Bei den Sulzbacher Kommunalpolitikern läuten die Alarmglocken. Sie sind nicht gegen eine Bahnverbindung aus dem Hochtaunuskreis zum Frankfurter Flughafen. Aber ihnen missfällt, wo die Schienen verlaufen sollen.

Sulzbach. "Hier werden sinnlos beste Ackerflächen für ein Vorhaben geopfert, von dem Sulzbach weder einen Nutzen noch eine Steigerung seiner Attraktivität erfährt." Das sagte Stefan Uhrig (CDU) in der Sitzung des Planungs- und Bauausschusses. Das Thema: der Trassenverlauf der geplanten Regionaltangente West (RTW).

Ausschuss hat Zweifel

Den Ausschussmitgliedern lagen Pläne vor, die zeigen, wie die neue Verkehrsverbindung verläuft. Sie entspringt in Bad Homburg und am Frankfurter Nordwest-Zentrum und führt zum Rhein-Main-Flughafen sowie nach Neu-Isenburg und Dreieich. Von Schwalbach aus geht es auf Sulzbacher Gelände entlang, ein Stück parallel zur A 66 (Frankfurt - Wiesbaden). Auf einem 8,5 Meter breiten Damm überquert die Trasse bei Sossenheim die Autobahn. Uhrig ist bestürzt: "Es wird eine historisch bedeutungsvolle Stätte, der Galgenberg an der A 66, überplant und die Seewiesen durch den Damm zerstört." Der Galgenberg ist eine ehemalige Gerichtsstätte, die 1508 durch das Siegel des freien Ortsgerichts zu Sulzbach erstmals erwähnt wurde.

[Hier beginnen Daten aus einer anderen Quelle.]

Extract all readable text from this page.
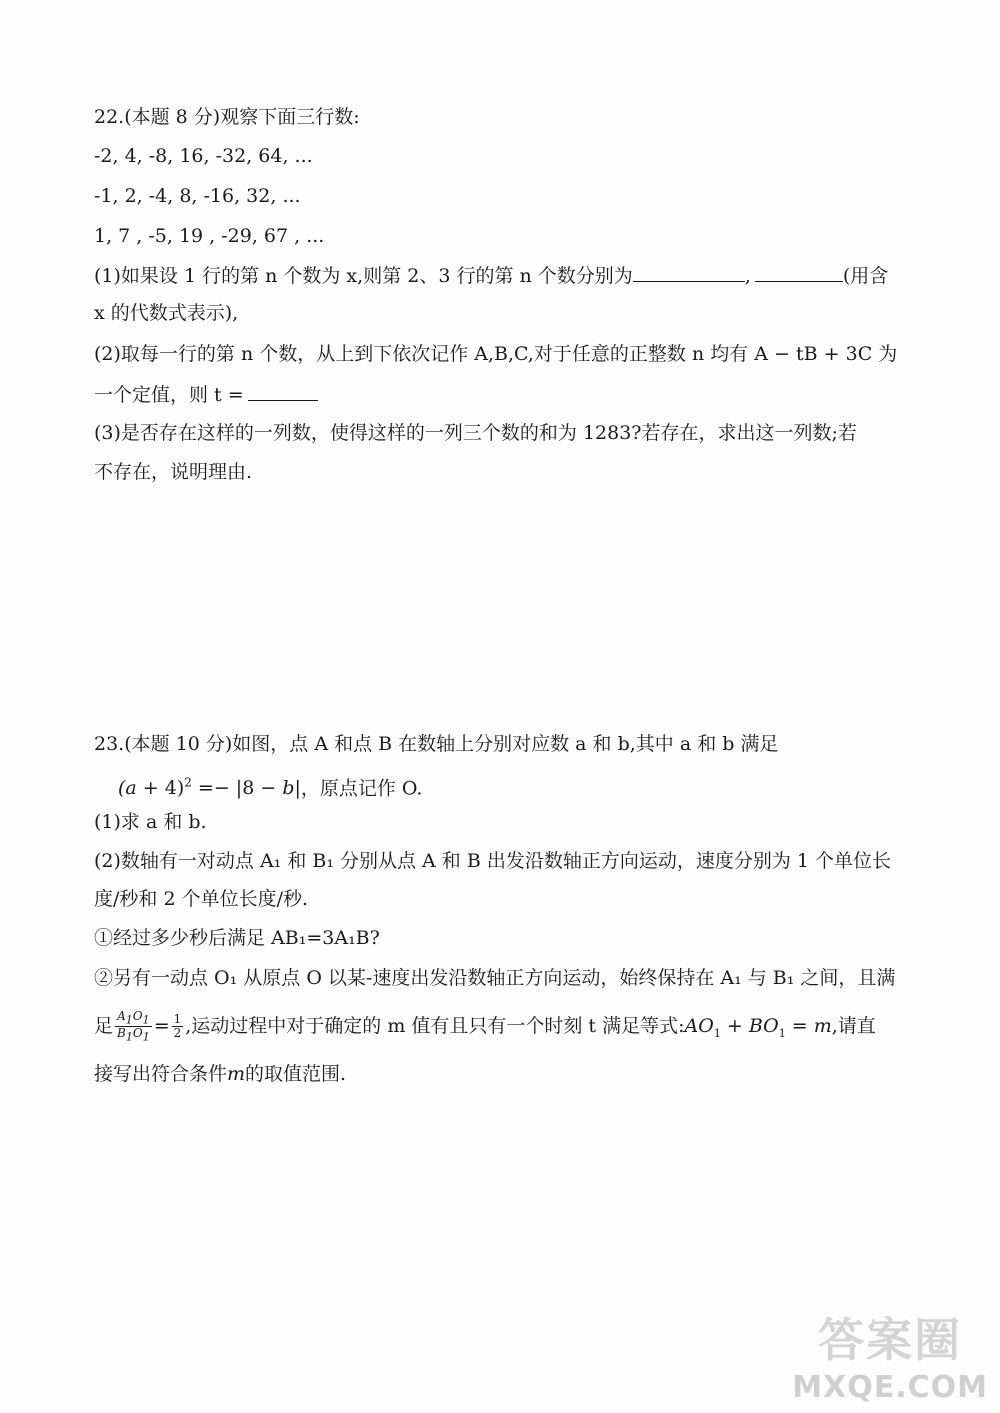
22.(本题 8 分)观察下面三行数:
-2, 4, -8, 16, -32, 64, ...
-1, 2, -4, 8, -16, 32, ...
1, 7 , -5, 19 , -29, 67 , ...
(1)如果设 1 行的第 n 个数为 x,则第 2、3 行的第 n 个数分别为	,	(用含
x 的代数式表示),
(2)取每一行的第 n 个数，从上到下依次记作 A,B,C,对于任意的正整数 n 均有 A − tB + 3C 为
一个定值，则 t =
(3)是否存在这样的一列数，使得这样的一列三个数的和为 1283?若存在，求出这一列数;若
不存在，说明理由.
23.(本题 10 分)如图，点 A 和点 B 在数轴上分别对应数 a 和 b,其中 a 和 b 满足
$(a + 4)^2 =- |8 - b|$，原点记作 O.
(1)求 a 和 b.
(2)数轴有一对动点 A₁ 和 B₁ 分别从点 A 和 B 出发沿数轴正方向运动，速度分别为 1 个单位长
度/秒和 2 个单位长度/秒.
①经过多少秒后满足 AB₁=3A₁B?
②另有一动点 O₁ 从原点 O 以某-速度出发沿数轴正方向运动，始终保持在 A₁ 与 B₁ 之间，且满
足 $\frac{A_1O_1}{B_1O_1} = \frac{1}{2}$ ,运动过程中对于确定的 m 值有且只有一个时刻 t 满足等式$:AO_1 + BO_1 = m$,请直
接写出符合条件m的取值范围.
答案圈
MXQE.COM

Bedenken haben nicht nur die Mitglieder der CDU-Fraktion. Der komplette Planungs- und Bauausschuss (PBA), der sich zu vorgerückter Stunde mit diesem heiklen Thema befasste, steht der Regionaltangente sehr skeptisch gegenüber. "Ist das akzeptabel aus unserer Sicht? Welche Mittel haben wir in der Hand, um dagegen vorzugehen?", fragte der Vorsitzende Dr. Helmut Sinn (SPD).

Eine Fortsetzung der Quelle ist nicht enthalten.